Some of the untagged minerals are bought by Chinese and Indian firms that are not subject to the Dodd-Frank law. But the loss of American and other Western clients has been keenly felt.

As in many mining communities, with less money flowing in, shops in Luntukulu have closed. Many people here struggle to feed their families through farming.

“If Obama’s Law wasn’t signed, the ban would not have existed,” said Waso Mutiki, 41, president of the miners cooperative in Luntukulu. “It destroyed everything.”

Even at the few mines certified as conflict-free, miners face hardship. Near Nzibira, a village about 15 miles from here, miners in blue uniforms dig in pits, searching for tin ore. The minerals are placed in tagged bags, indicating they meet international standards.

But the miners still get $4 per kilo. That’s because there are only a few trading houses in the provincial capital, Bukavu, due to the limited supply of tagged minerals and delays in providing government licenses to buy them, miners and community leaders said. The houses fix the price, they added.

“The law of Obama is like a weight on us,” said Michel Mu­shagalusa, 30, vice president of the mining cooperative in Nzibira.

Some activists and researchers say that minerals aren’t the core cause of Congo’s war — that there are other, more powerful factors, such as political and ethnic struggles and conflicts over land. And regulating the minerals, they say, does little to thwart the militias.

Supporters of the American law say the plundering of minerals is a key stimulant of the conflict. They say the legislation has spurred measures by corporations and African governments to help end the illegal trade. But even some of the law’s biggest proponents say the Obama administration and tech companies should have provided aid as the legislation was being implemented

“Four years went by with ­almost no support for Congolese miners,” wrote the Enough Project, a powerful activist group, in an open letter published Oct. 30. It added that American and other donors had only recently set up aid programs, “but they have yet to be felt by mining communities.”

Thriving from gold

In a report published this past summer, the Enough Project found that armed groups were no longer present at two-thirds of tin, tungsten and coltan mines in three eastern Congo provinces and cited the law as the reason. Nonetheless, some of the most brutal militias are still thriving in those provinces and others.

In some areas outside of Luntukulu and in Shabunda territory, the Raia Mutomboki are the lords.

The militia, whose name means “outraged citizens” in Swahili, sells diggers access to mining pits and takes a percentage of the minerals unearthed, a large portion of which are smuggled out through neighboring countries.

The fighters also exact taxes at checkpoints.

“Almost all our mines are controlled by Raia Mutomboki,” said Mozart Manigua, 42, president of a cooperative that oversees 20 mines in Kimbli, a vast area within Shabunda. Local people “have no choice but to work for the militia.”

In other areas, militias have switched to selling palm oil, charcoal, marijuana, cattle and soap, said community leaders, activists and U.N. monitors.

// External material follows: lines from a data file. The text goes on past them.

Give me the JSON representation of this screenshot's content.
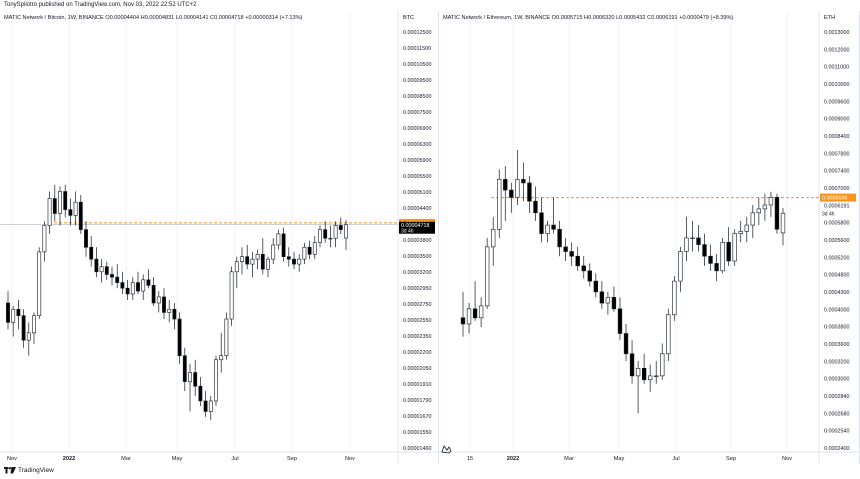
{
  "publisher_line": "TonySpilotro published on TradingView.com, Nov 03, 2022 22:52 UTC+2",
  "footer_brand": "TradingView",
  "colors": {
    "up": "#ffffff",
    "down": "#000000",
    "stroke": "#131722",
    "level": "#f7941d",
    "grid": "#f0f3fa"
  },
  "panels": [
    {
      "legend": "MATIC Network / Bitcoin, 1W, BINANCE  O0.00004404  H0.00004831  L0.00004141  C0.00004718  +0.00000314 (+7.13%)",
      "axis_unit": "BTC",
      "right_ticks": [
        "0.00012500",
        "0.00011500",
        "0.00010500",
        "0.00009500",
        "0.00008500",
        "0.00007500",
        "0.00006900",
        "0.00006300",
        "0.00005900",
        "0.00005500",
        "0.00005100",
        "0.00004400",
        "0.00004100",
        "0.00003800",
        "0.00003500",
        "0.00003200",
        "0.00002950",
        "0.00002750",
        "0.00002550",
        "0.00002350",
        "0.00002200",
        "0.00002050",
        "0.00001910",
        "0.00001790",
        "0.00001670",
        "0.00001550",
        "0.00001460"
      ],
      "level_label": "0.00004762",
      "price_label": "0.00004718",
      "countdown_label": "3d 4h",
      "time_ticks": [
        "Nov",
        "2022",
        "Mar",
        "May",
        "Jul",
        "Sep",
        "Nov"
      ]
    },
    {
      "legend": "MATIC Network / Ethereum, 1W, BINANCE  O0.0005715  H0.0006320  L0.0005432  C0.0006191  +0.0000479 (+8.39%)",
      "axis_unit": "ETH",
      "right_ticks": [
        "0.0013000",
        "0.0012000",
        "0.0011000",
        "0.0010000",
        "0.0009600",
        "0.0009000",
        "0.0008400",
        "0.0007800",
        "0.0007400",
        "0.0007000",
        "0.0006191",
        "0.0005800",
        "0.0005600",
        "0.0005200",
        "0.0004800",
        "0.0004300",
        "0.0004000",
        "0.0003800",
        "0.0003600",
        "0.0003200",
        "0.0003000",
        "0.0002840",
        "0.0002680",
        "0.0002540",
        "0.0002400"
      ],
      "level_label": "0.0006596",
      "price_label": "",
      "countdown_label": "3d 4h",
      "time_ticks": [
        "15",
        "2022",
        "Mar",
        "May",
        "Jul",
        "Sep",
        "Nov"
      ]
    }
  ],
  "chart_data": [
    {
      "type": "candlestick",
      "title": "MATIC Network / Bitcoin, 1W, BINANCE",
      "ylabel": "BTC",
      "scale": "log",
      "ylim": [
        1.46e-05,
        0.000135
      ],
      "x_labels": [
        "Nov",
        "2022",
        "Mar",
        "May",
        "Jul",
        "Sep",
        "Nov"
      ],
      "horizontal_level": 4.762e-05,
      "last_close": 4.718e-05,
      "ohlc": [
        [
          3.15e-05,
          3.35e-05,
          2.75e-05,
          2.85e-05
        ],
        [
          2.85e-05,
          3.1e-05,
          2.65e-05,
          3.05e-05
        ],
        [
          3.05e-05,
          3.2e-05,
          2.75e-05,
          2.95e-05
        ],
        [
          2.95e-05,
          3.05e-05,
          2.5e-05,
          2.6e-05
        ],
        [
          2.6e-05,
          2.85e-05,
          2.4e-05,
          2.7e-05
        ],
        [
          2.7e-05,
          3e-05,
          2.55e-05,
          2.95e-05
        ],
        [
          2.95e-05,
          4.2e-05,
          2.9e-05,
          4.1e-05
        ],
        [
          4.1e-05,
          4.8e-05,
          3.9e-05,
          4.7e-05
        ],
        [
          4.7e-05,
          5.6e-05,
          4.5e-05,
          5.4e-05
        ],
        [
          5.4e-05,
          5.8e-05,
          4.8e-05,
          5e-05
        ],
        [
          5e-05,
          5.75e-05,
          4.7e-05,
          5.6e-05
        ],
        [
          5.6e-05,
          5.8e-05,
          4.9e-05,
          5.1e-05
        ],
        [
          5.1e-05,
          5.4e-05,
          4.7e-05,
          4.95e-05
        ],
        [
          4.95e-05,
          5.6e-05,
          4.7e-05,
          5.3e-05
        ],
        [
          5.3e-05,
          5.5e-05,
          4.5e-05,
          4.6e-05
        ],
        [
          4.6e-05,
          4.8e-05,
          4e-05,
          4.2e-05
        ],
        [
          4.2e-05,
          4.45e-05,
          3.8e-05,
          3.95e-05
        ],
        [
          3.95e-05,
          4.2e-05,
          3.6e-05,
          3.7e-05
        ],
        [
          3.7e-05,
          3.95e-05,
          3.5e-05,
          3.8e-05
        ],
        [
          3.8e-05,
          3.9e-05,
          3.55e-05,
          3.65e-05
        ],
        [
          3.65e-05,
          3.8e-05,
          3.45e-05,
          3.6e-05
        ],
        [
          3.6e-05,
          3.85e-05,
          3.4e-05,
          3.5e-05
        ],
        [
          3.5e-05,
          3.7e-05,
          3.3e-05,
          3.4e-05
        ],
        [
          3.4e-05,
          3.55e-05,
          3.2e-05,
          3.3e-05
        ],
        [
          3.3e-05,
          3.6e-05,
          3.2e-05,
          3.5e-05
        ],
        [
          3.5e-05,
          3.7e-05,
          3.3e-05,
          3.35e-05
        ],
        [
          3.35e-05,
          3.65e-05,
          3.2e-05,
          3.55e-05
        ],
        [
          3.55e-05,
          3.75e-05,
          3.4e-05,
          3.45e-05
        ],
        [
          3.45e-05,
          3.6e-05,
          3.1e-05,
          3.15e-05
        ],
        [
          3.15e-05,
          3.35e-05,
          3e-05,
          3.25e-05
        ],
        [
          3.25e-05,
          3.4e-05,
          2.9e-05,
          3e-05
        ],
        [
          3e-05,
          3.2e-05,
          2.85e-05,
          3.05e-05
        ],
        [
          3.05e-05,
          3.15e-05,
          2.75e-05,
          2.9e-05
        ],
        [
          2.9e-05,
          3e-05,
          2.3e-05,
          2.4e-05
        ],
        [
          2.4e-05,
          2.5e-05,
          2e-05,
          2.1e-05
        ],
        [
          2.1e-05,
          2.3e-05,
          1.8e-05,
          2.2e-05
        ],
        [
          2.2e-05,
          2.35e-05,
          1.95e-05,
          2.05e-05
        ],
        [
          2.05e-05,
          2.15e-05,
          1.85e-05,
          1.9e-05
        ],
        [
          1.9e-05,
          2e-05,
          1.75e-05,
          1.8e-05
        ],
        [
          1.8e-05,
          1.95e-05,
          1.72e-05,
          1.9e-05
        ],
        [
          1.9e-05,
          2.4e-05,
          1.85e-05,
          2.35e-05
        ],
        [
          2.35e-05,
          2.7e-05,
          2.2e-05,
          2.4e-05
        ],
        [
          2.4e-05,
          3e-05,
          2.35e-05,
          2.9e-05
        ],
        [
          2.9e-05,
          3.8e-05,
          2.8e-05,
          3.7e-05
        ],
        [
          3.7e-05,
          4e-05,
          3.4e-05,
          3.9e-05
        ],
        [
          3.9e-05,
          4.2e-05,
          3.65e-05,
          4e-05
        ],
        [
          4e-05,
          4.25e-05,
          3.75e-05,
          3.85e-05
        ],
        [
          3.85e-05,
          4.1e-05,
          3.6e-05,
          3.95e-05
        ],
        [
          3.95e-05,
          4.15e-05,
          3.75e-05,
          4.05e-05
        ],
        [
          4.05e-05,
          4.4e-05,
          3.65e-05,
          3.75e-05
        ],
        [
          3.75e-05,
          4e-05,
          3.6e-05,
          3.95e-05
        ],
        [
          3.95e-05,
          4.4e-05,
          3.85e-05,
          4.25e-05
        ],
        [
          4.25e-05,
          4.6e-05,
          4.15e-05,
          4.5e-05
        ],
        [
          4.5e-05,
          4.65e-05,
          3.9e-05,
          4e-05
        ],
        [
          4e-05,
          4.2e-05,
          3.8e-05,
          3.95e-05
        ],
        [
          3.95e-05,
          4.1e-05,
          3.75e-05,
          3.85e-05
        ],
        [
          3.85e-05,
          4.05e-05,
          3.7e-05,
          3.95e-05
        ],
        [
          3.95e-05,
          4.3e-05,
          3.85e-05,
          4.2e-05
        ],
        [
          4.2e-05,
          4.35e-05,
          3.95e-05,
          4.05e-05
        ],
        [
          4.05e-05,
          4.45e-05,
          3.95e-05,
          4.3e-05
        ],
        [
          4.3e-05,
          4.7e-05,
          4.2e-05,
          4.6e-05
        ],
        [
          4.6e-05,
          4.8e-05,
          4.3e-05,
          4.4e-05
        ],
        [
          4.4e-05,
          4.7e-05,
          4.2e-05,
          4.4e-05
        ],
        [
          4.4e-05,
          4.8e-05,
          4.2e-05,
          4.7e-05
        ],
        [
          4.7e-05,
          4.9e-05,
          4.5e-05,
          4.6e-05
        ],
        [
          4.404e-05,
          4.831e-05,
          4.141e-05,
          4.718e-05
        ]
      ]
    },
    {
      "type": "candlestick",
      "title": "MATIC Network / Ethereum, 1W, BINANCE",
      "ylabel": "ETH",
      "scale": "log",
      "ylim": [
        0.000235,
        0.00135
      ],
      "x_labels": [
        "15",
        "2022",
        "Mar",
        "May",
        "Jul",
        "Sep",
        "Nov"
      ],
      "horizontal_level": 0.0006596,
      "last_close": 0.0006191,
      "ohlc": [
        [
          0.000405,
          0.00045,
          0.000375,
          0.000395
        ],
        [
          0.000395,
          0.00043,
          0.00038,
          0.00042
        ],
        [
          0.00042,
          0.00047,
          0.0004,
          0.000405
        ],
        [
          0.000405,
          0.00044,
          0.00039,
          0.000425
        ],
        [
          0.000425,
          0.00056,
          0.00042,
          0.00054
        ],
        [
          0.00054,
          0.00061,
          0.0005,
          0.00058
        ],
        [
          0.00058,
          0.00074,
          0.00056,
          0.00071
        ],
        [
          0.00071,
          0.00075,
          0.0006,
          0.00068
        ],
        [
          0.00068,
          0.0007,
          0.00062,
          0.00066
        ],
        [
          0.00066,
          0.0008,
          0.00064,
          0.00071
        ],
        [
          0.00071,
          0.00076,
          0.00065,
          0.0007
        ],
        [
          0.0007,
          0.00072,
          0.00062,
          0.00065
        ],
        [
          0.00065,
          0.00069,
          0.0006,
          0.00062
        ],
        [
          0.00062,
          0.00066,
          0.00055,
          0.00057
        ],
        [
          0.00057,
          0.0006,
          0.00055,
          0.00059
        ],
        [
          0.00059,
          0.00066,
          0.00057,
          0.00058
        ],
        [
          0.00058,
          0.0006,
          0.00052,
          0.00054
        ],
        [
          0.00054,
          0.00056,
          0.00051,
          0.00053
        ],
        [
          0.00053,
          0.00055,
          0.0005,
          0.00052
        ],
        [
          0.00052,
          0.00054,
          0.00049,
          0.0005
        ],
        [
          0.0005,
          0.00052,
          0.000475,
          0.00049
        ],
        [
          0.00049,
          0.000505,
          0.00046,
          0.00047
        ],
        [
          0.00047,
          0.000485,
          0.00044,
          0.00045
        ],
        [
          0.00045,
          0.00047,
          0.00042,
          0.00043
        ],
        [
          0.00043,
          0.00045,
          0.00041,
          0.00044
        ],
        [
          0.00044,
          0.00046,
          0.000415,
          0.00042
        ],
        [
          0.00042,
          0.00044,
          0.00037,
          0.00038
        ],
        [
          0.00038,
          0.000395,
          0.00034,
          0.00035
        ],
        [
          0.00035,
          0.00037,
          0.00031,
          0.00032
        ],
        [
          0.00032,
          0.00034,
          0.000275,
          0.00033
        ],
        [
          0.00033,
          0.00035,
          0.00031,
          0.000315
        ],
        [
          0.000315,
          0.000335,
          0.0003,
          0.00032
        ],
        [
          0.00032,
          0.00034,
          0.00031,
          0.00032
        ],
        [
          0.00032,
          0.000365,
          0.000315,
          0.00035
        ],
        [
          0.00035,
          0.00042,
          0.00034,
          0.00041
        ],
        [
          0.00041,
          0.00048,
          0.0004,
          0.00047
        ],
        [
          0.00047,
          0.00054,
          0.00045,
          0.00053
        ],
        [
          0.00053,
          0.00061,
          0.00051,
          0.00056
        ],
        [
          0.00056,
          0.0006,
          0.00053,
          0.00056
        ],
        [
          0.00056,
          0.00059,
          0.00053,
          0.000545
        ],
        [
          0.000545,
          0.00057,
          0.0005,
          0.00052
        ],
        [
          0.00052,
          0.000545,
          0.00049,
          0.000505
        ],
        [
          0.000505,
          0.000525,
          0.00047,
          0.00049
        ],
        [
          0.00049,
          0.00056,
          0.000485,
          0.00055
        ],
        [
          0.00055,
          0.000585,
          0.0005,
          0.00051
        ],
        [
          0.00051,
          0.00058,
          0.0005,
          0.00057
        ],
        [
          0.00057,
          0.0006,
          0.00055,
          0.000575
        ],
        [
          0.000575,
          0.00061,
          0.00055,
          0.00059
        ],
        [
          0.00059,
          0.00064,
          0.00056,
          0.00062
        ],
        [
          0.00062,
          0.00066,
          0.00059,
          0.00063
        ],
        [
          0.00063,
          0.00067,
          0.0006,
          0.00064
        ],
        [
          0.00064,
          0.000675,
          0.00061,
          0.00066
        ],
        [
          0.00066,
          0.00067,
          0.00057,
          0.00058
        ],
        [
          0.0005715,
          0.000632,
          0.0005432,
          0.0006191
        ]
      ]
    }
  ]
}
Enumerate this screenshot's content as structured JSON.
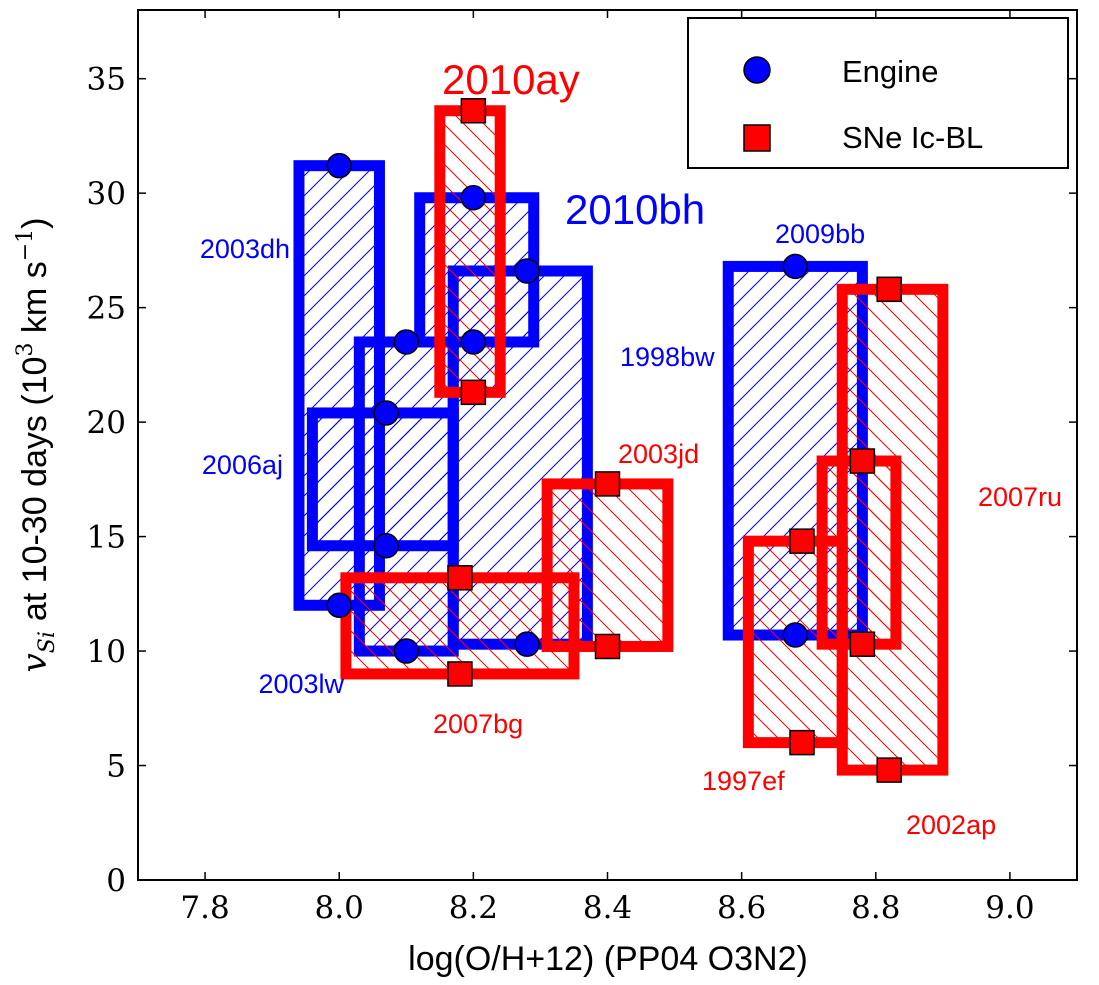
{
  "chart_data": {
    "type": "scatter",
    "xlabel": "log(O/H+12) (PP04 O3N2)",
    "ylabel_prefix": "at 10-30 days (10",
    "ylabel_suffix": " km s",
    "xlim": [
      7.7,
      9.1
    ],
    "ylim": [
      0,
      38
    ],
    "x_ticks": [
      "7.8",
      "8.0",
      "8.2",
      "8.4",
      "8.6",
      "8.8",
      "9.0"
    ],
    "y_ticks": [
      "0",
      "5",
      "10",
      "15",
      "20",
      "25",
      "30",
      "35"
    ],
    "grid": false,
    "legend_position": "top-right",
    "legend": [
      {
        "name": "Engine",
        "marker": "circle",
        "color": "#0000ff"
      },
      {
        "name": "SNe Ic-BL",
        "marker": "square",
        "color": "#ff0000"
      }
    ],
    "colors": {
      "engine": "#0000ff",
      "icbl": "#ff0000"
    },
    "supernovae": [
      {
        "name": "2003dh",
        "group": "engine",
        "x": 8.0,
        "y_low": 12.0,
        "y_high": 31.2,
        "x_range": [
          7.94,
          8.06
        ],
        "y_range": [
          12.0,
          31.2
        ]
      },
      {
        "name": "2006aj",
        "group": "engine",
        "x": 8.07,
        "y_low": 14.6,
        "y_high": 20.4,
        "x_range": [
          7.96,
          8.17
        ],
        "y_range": [
          14.6,
          20.4
        ]
      },
      {
        "name": "2003lw",
        "group": "engine",
        "x": 8.1,
        "y_low": 10.0,
        "y_high": 23.5,
        "x_range": [
          8.03,
          8.17
        ],
        "y_range": [
          10.0,
          23.5
        ]
      },
      {
        "name": "2010bh",
        "group": "engine",
        "x": 8.2,
        "y_low": 23.5,
        "y_high": 29.8,
        "x_range": [
          8.12,
          8.29
        ],
        "y_range": [
          23.5,
          29.8
        ]
      },
      {
        "name": "1998bw",
        "group": "engine",
        "x": 8.28,
        "y_low": 10.3,
        "y_high": 26.6,
        "x_range": [
          8.17,
          8.37
        ],
        "y_range": [
          10.3,
          26.6
        ]
      },
      {
        "name": "2009bb",
        "group": "engine",
        "x": 8.68,
        "y_low": 10.7,
        "y_high": 26.8,
        "x_range": [
          8.58,
          8.78
        ],
        "y_range": [
          10.7,
          26.8
        ]
      },
      {
        "name": "2010ay",
        "group": "icbl",
        "x": 8.2,
        "y_low": 21.3,
        "y_high": 33.6,
        "x_range": [
          8.15,
          8.24
        ],
        "y_range": [
          21.3,
          33.6
        ]
      },
      {
        "name": "2007bg",
        "group": "icbl",
        "x": 8.18,
        "y_low": 9.0,
        "y_high": 13.2,
        "x_range": [
          8.01,
          8.35
        ],
        "y_range": [
          9.0,
          13.2
        ]
      },
      {
        "name": "2003jd",
        "group": "icbl",
        "x": 8.4,
        "y_low": 10.2,
        "y_high": 17.3,
        "x_range": [
          8.31,
          8.49
        ],
        "y_range": [
          10.2,
          17.3
        ]
      },
      {
        "name": "1997ef",
        "group": "icbl",
        "x": 8.69,
        "y_low": 6.0,
        "y_high": 14.8,
        "x_range": [
          8.61,
          8.75
        ],
        "y_range": [
          6.0,
          14.8
        ]
      },
      {
        "name": "2007ru",
        "group": "icbl",
        "x": 8.78,
        "y_low": 10.3,
        "y_high": 18.3,
        "x_range": [
          8.72,
          8.83
        ],
        "y_range": [
          10.3,
          18.3
        ]
      },
      {
        "name": "2002ap",
        "group": "icbl",
        "x": 8.82,
        "y_low": 4.8,
        "y_high": 25.8,
        "x_range": [
          8.75,
          8.9
        ],
        "y_range": [
          4.8,
          25.8
        ]
      }
    ]
  }
}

Their income is hardly as much as they earned from minerals, but it’s enough to continue destabilizing eastern Congo.

Gold, though, remains a lucrative financial pipeline for armed groups, according to U.N. investigators. By some estimates, $400 million in gold from artisanal mines was smuggled out last year, most of it fueling armed actors and tainting the global gold supply.

Increasingly, Congo’s army is becoming a major player in the conflict-minerals trade.

Soldiers help smuggle untagged minerals out through Rwanda, Uganda and Burundi, according to U.N. experts and Congolese government and law enforcement officials.

“It’s some of the big commanders,” said Mubalama, the mining minister.